I still remember that October evening in 2025, hunched over my phone, thumb aching from the endless swiping. My board was set – a fresh coffee, a comfy chair, and a burning desire to complete the Genetic Apex expansion. But Pokémon TCG Pocket had other plans. Every single time I opened the pack selection menu, the game shoved the latest Deluxe Pack in my face. The shiny new set was cool, sure, but I was hunting for that elusive immersive Charizard from months ago. Swipe. Tap. Scroll. Swipe again. It was a mini-game I never asked for, and one I was losing badly.

Back then, many of us felt the same way. The lack of basic quality-of-life features was the elephant in the digital room.
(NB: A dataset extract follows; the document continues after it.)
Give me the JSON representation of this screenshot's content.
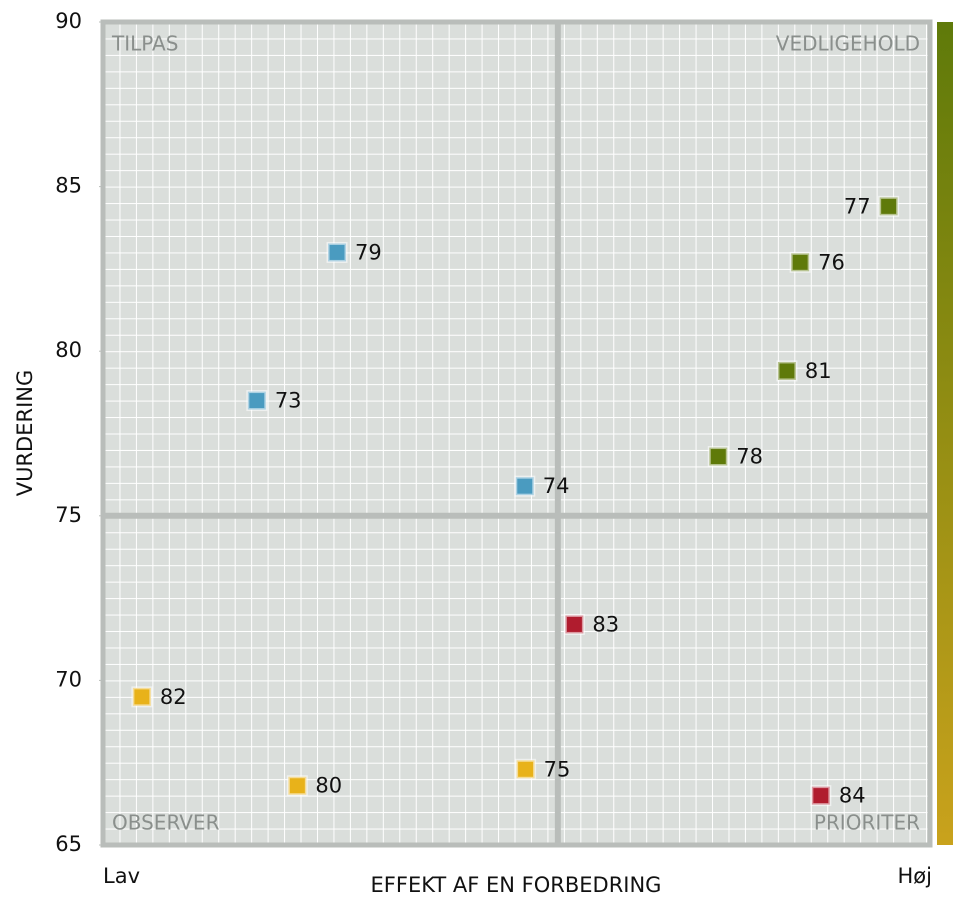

Want to claim your five daily rewards? Prepare to tap through five separate screens with no “Claim All” button. Finally pulled a duplicate one-star card and hoped to trade it with a friend? Tough luck – trading those rarities wasn’t even an option. The frustration simmered in Reddit threads and Discord servers, a chorus of loyal players begging developer DeNA to just make the game feel a little less like a chore.
Then the leaks hit, and suddenly the whole community was holding its breath. A fuzzy screenshot surfaced on Reddit, allegedly from an upcoming October update. I squinted at the image, and there it was – a tiny, beautiful bookmark icon sitting right next to the booster pack selection screen. The leak suggested we’d finally be able to pin our favorite expansion, the one we were actively chasing, so it appeared first every time. No more scrolling through an ever-growing graveyard of past sets. No more accidental taps on the wrong pack.

I remember the mix of excitement and skepticism that followed. Pokémon TCG Pocket had teased big things before. But alongside the bookmark rumor came news of a “Share” button that would let us gift cards to friends, plus the long-awaited ability to trade one- and two-star cards and certain shiny variants. If even half of this was true, the game was about to transform from a collection grind into a true social experience.
Fast forward to early 2026, and I’m happy to report that DeNA delivered. The anniversary update didn’t just drop a couple of cosmetic tweaks – it fundamentally rewired how I interact with the app. The very first thing I did after updating was bookmark my half-finished Space-Time Smackdown set. Now, every time I launch the game, that familiar pack art greets me like an old friend. The time I save daily might only be minutes, but it adds up to hours of restored sanity.
The Share button became an instant hit in my playgroup. My brother had been hunting for a second copy of a specific Trainer full art for weeks. I happened to pull a duplicate and, with a few taps, sent it his way. The delight on his face (via text, but I could feel it) was what this game should always have been about. Trading, too, finally opened up. The market for two-star cards exploded, and suddenly every duplicate felt valuable instead of like a kick in the teeth.

The quality-of-life improvements went deeper, though. Remember the repetitive claiming issue? A universal “Claim All” button finally arrived, turning a 40-second tap-fest into a single satisfying press. Here’s a quick comparison of the game flow before and after the 2026 updates:
| Feature | Before (2025) | After (2026 Update) |
|---|---|---|
| Pack selection | Manual scrolling through every expansion | Bookmark favorite set; instant access ✅ |
| Daily rewards | Claim each reward individually (5+ taps) | One-tap Claim All button ✨ |
| Card sharing/gifting | Not possible | Share button lets you gift cards to friends 🎁 |
| Trading rarity | Only common/uncommon; one-star & shiny locked | One-star, two-star, and select shiny cards now tradeable 🔄 |
| Menu customization | Static main menu, always showing latest set | Player-chosen pack displayed on home screen 📌 |
Looking at that table, it’s almost hard to believe we survived the early days. The constant release of new booster packs had turned the pack-opening menu into a labyrinth. Without the bookmark, I’d often just open whatever was front and center out of sheer laziness, which hurt my collection goals. Now I feel in control – the game respects my time and my focus.
Of course, not everything leaked in those 2025 screenshots made it into the game exactly as shown. Some speculated that the bookmark button might have additional filters or deck-building shortcuts, but as of mid-2026 we’ve got the core functionality, and I’m not complaining. DeNA has kept the communication line open, hinting at more customization options in future patches, like pinning multiple expansions or setting a rotation. For a game that once seemed allergic to player feedback, the shift is dramatic.
What stands out most in hindsight is how these small touches reignited my passion. I’m no longer fighting the interface; I’m chasing cards, experimenting with decks, and actually enjoying the ritual of opening a pack each morning. The Pokémon TCG Pocket of October 2025 felt like a beautiful but stubborn machine. The version I hold in my hand now, in 2026, feels like a companion.
So if you’re a player who drifted away during those tedious early days, let me be the one to say: come back. Bookmark your dream expansion, send a gift to a friend, and finally trade that shiny you’ve been sitting on. The game finally listens – and that bookmark button? It’s a small icon that represents a massive leap forward.